Tomorrow Obama is expected to make a big speech in Ghana, announcing a new American policy for food security in the Global South. There's a tiny bit of good in what he will announce - and a whole lot of bad. On the occasion of its Italy meeting, the G8 released a statement on food security that recognizes the need and the urgency for action. They say:
Effective food security actions must be coupled with adaptation and mitigation measures in relation to climate change, sustainable management of water, land, soil and other natural resources, including the protection of biodiversity.
That much is good, but sadly, they also call for more free trade, even after the ample amount of proof we already have that free trade policies (particularly coupled with the government subsidies in developed countries) harm food security rather than helping it. Their failure - and Obama's failure - to recognize the problems caused by free trade is nothing short of tragic.
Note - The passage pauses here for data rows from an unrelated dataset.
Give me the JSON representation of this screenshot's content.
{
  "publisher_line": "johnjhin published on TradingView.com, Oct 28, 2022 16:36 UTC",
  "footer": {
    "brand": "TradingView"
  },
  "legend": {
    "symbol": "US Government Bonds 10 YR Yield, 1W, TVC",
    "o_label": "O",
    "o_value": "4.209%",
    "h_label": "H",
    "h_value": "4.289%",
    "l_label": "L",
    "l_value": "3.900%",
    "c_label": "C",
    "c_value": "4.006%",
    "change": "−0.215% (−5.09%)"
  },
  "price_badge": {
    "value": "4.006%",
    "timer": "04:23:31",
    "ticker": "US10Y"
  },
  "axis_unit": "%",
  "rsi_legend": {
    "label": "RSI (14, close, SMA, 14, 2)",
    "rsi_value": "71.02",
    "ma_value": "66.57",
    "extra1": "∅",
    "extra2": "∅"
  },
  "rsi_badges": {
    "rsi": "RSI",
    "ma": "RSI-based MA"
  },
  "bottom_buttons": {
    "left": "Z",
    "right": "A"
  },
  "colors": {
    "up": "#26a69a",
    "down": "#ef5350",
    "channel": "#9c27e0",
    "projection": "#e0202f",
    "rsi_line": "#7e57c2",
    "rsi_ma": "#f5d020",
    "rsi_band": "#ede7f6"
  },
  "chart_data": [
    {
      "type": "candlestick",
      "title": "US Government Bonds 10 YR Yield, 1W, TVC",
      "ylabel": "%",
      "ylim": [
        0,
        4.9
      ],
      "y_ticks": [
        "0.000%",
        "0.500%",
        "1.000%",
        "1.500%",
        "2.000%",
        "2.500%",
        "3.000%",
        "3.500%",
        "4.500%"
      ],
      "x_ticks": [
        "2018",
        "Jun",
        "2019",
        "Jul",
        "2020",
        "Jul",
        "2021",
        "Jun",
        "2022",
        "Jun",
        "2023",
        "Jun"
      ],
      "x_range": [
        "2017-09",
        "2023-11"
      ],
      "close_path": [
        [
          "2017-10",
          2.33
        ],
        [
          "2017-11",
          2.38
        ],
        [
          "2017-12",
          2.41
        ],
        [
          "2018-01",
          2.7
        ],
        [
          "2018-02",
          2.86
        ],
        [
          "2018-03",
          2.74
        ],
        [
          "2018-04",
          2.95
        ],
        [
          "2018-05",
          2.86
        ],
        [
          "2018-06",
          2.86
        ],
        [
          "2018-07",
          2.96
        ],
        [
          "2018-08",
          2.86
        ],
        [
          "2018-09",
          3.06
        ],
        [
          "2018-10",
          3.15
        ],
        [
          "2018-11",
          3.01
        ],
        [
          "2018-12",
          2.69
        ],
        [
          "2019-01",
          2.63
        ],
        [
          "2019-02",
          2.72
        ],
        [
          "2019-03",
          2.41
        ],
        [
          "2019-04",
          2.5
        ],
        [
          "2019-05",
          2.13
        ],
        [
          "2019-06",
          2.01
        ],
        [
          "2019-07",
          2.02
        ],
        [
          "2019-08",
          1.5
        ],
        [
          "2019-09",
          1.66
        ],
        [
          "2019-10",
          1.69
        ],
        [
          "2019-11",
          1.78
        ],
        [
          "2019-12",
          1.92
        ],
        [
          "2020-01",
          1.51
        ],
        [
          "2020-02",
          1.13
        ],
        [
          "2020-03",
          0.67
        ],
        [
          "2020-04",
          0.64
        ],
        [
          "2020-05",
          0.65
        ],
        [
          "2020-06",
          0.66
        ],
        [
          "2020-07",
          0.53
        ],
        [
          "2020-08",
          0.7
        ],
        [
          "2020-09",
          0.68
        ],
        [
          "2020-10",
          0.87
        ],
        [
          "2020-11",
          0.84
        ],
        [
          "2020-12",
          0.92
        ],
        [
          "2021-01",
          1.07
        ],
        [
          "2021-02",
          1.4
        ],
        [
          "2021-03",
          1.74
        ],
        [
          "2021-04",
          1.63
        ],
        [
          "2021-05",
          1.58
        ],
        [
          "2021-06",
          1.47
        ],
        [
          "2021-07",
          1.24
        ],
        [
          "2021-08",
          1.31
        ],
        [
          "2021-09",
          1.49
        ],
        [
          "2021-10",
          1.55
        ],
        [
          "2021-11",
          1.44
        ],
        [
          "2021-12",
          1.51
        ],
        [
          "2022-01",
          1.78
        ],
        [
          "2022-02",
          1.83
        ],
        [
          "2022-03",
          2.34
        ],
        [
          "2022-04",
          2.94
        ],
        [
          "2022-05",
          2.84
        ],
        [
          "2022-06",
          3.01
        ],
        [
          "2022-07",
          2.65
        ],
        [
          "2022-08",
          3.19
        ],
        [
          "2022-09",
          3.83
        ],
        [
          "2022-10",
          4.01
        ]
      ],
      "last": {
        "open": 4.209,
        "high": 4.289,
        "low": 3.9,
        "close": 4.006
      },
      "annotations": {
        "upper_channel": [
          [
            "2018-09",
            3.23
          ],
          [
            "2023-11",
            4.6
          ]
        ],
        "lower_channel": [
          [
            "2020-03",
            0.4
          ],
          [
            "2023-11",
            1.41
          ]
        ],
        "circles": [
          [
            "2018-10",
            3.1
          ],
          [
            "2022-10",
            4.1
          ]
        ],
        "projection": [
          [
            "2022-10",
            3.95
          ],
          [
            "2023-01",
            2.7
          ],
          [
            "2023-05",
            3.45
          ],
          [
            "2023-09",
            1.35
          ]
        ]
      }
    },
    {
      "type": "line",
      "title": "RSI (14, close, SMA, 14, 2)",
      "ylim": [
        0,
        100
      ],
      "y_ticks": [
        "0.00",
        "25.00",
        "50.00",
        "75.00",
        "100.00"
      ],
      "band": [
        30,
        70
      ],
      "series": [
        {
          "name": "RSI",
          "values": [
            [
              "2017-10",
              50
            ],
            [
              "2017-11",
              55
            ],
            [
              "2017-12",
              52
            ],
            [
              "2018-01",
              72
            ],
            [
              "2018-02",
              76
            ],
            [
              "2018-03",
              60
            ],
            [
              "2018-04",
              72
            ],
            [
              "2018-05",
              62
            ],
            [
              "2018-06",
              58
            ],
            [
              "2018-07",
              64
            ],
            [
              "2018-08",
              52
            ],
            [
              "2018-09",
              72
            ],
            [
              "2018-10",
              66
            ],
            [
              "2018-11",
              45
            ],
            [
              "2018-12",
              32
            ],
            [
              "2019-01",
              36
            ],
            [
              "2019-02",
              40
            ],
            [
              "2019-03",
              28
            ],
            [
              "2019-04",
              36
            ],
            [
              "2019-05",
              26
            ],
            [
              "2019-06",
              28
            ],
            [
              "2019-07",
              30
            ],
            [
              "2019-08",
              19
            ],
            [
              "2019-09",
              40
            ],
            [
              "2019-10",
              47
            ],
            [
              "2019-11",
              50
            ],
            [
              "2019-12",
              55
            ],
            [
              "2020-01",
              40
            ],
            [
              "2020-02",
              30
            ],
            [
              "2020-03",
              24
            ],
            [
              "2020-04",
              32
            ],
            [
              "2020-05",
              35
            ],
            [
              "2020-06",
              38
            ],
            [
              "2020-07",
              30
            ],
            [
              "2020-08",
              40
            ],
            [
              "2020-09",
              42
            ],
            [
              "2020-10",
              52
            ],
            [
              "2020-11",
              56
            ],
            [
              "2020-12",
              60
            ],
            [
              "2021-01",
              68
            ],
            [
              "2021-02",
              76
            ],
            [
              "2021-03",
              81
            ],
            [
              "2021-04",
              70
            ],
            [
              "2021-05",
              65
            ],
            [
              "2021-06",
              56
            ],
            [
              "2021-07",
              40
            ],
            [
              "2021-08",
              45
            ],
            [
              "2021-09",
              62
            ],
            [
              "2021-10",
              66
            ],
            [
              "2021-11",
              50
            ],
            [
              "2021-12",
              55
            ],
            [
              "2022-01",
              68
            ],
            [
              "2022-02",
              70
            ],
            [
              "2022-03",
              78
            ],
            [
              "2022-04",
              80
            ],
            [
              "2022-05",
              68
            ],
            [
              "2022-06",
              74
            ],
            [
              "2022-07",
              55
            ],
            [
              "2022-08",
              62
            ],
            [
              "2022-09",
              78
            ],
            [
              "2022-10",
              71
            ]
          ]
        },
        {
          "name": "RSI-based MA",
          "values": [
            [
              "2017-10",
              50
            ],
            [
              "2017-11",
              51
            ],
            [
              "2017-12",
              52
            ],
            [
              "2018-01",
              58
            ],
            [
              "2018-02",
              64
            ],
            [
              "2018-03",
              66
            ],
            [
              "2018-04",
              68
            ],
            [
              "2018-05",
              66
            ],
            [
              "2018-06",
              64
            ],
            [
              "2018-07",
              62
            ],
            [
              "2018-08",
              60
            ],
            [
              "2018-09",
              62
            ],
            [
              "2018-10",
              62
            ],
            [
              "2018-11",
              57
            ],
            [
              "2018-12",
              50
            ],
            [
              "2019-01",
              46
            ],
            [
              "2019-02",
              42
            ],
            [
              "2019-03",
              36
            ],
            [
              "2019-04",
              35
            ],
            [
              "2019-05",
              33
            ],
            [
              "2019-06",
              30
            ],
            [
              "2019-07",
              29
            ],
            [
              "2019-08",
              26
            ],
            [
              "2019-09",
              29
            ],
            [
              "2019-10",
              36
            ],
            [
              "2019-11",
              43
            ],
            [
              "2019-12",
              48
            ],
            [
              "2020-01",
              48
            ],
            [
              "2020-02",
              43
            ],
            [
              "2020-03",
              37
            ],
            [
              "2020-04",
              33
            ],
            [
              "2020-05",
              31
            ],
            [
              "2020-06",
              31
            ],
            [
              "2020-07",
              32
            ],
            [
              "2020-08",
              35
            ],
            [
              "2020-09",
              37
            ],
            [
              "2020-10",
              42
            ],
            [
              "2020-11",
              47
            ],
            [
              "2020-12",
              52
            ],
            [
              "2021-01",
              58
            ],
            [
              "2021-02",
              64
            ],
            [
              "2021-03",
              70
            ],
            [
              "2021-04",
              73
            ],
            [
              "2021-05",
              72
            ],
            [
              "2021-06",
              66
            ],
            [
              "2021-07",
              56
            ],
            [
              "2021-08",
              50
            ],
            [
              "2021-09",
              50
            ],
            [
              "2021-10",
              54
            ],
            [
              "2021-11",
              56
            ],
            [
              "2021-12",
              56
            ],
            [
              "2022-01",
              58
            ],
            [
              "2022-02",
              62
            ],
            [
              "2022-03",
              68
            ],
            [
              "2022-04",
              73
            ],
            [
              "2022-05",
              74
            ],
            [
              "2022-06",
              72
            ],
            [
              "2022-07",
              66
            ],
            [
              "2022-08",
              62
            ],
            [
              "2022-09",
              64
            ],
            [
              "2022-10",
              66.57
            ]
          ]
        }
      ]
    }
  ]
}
So where's the good part I spoke of? Well, the U.S. is shifting from a "give a man a fish" strategy to a "teach a man to fish" strategy. Instead of shipping American-grown food to the developed world, we will focus on helping needy countries produce enough to feed themselves. And that much is fantastic - almost.
The problem is - and this is a big problem - the U.S. has no interest in taking the scientific, peer-reviewed, global consensus approach to global agriculture. We'd prefer to go a different route, one which has been dismissed by experts but embraced by multinational corporations.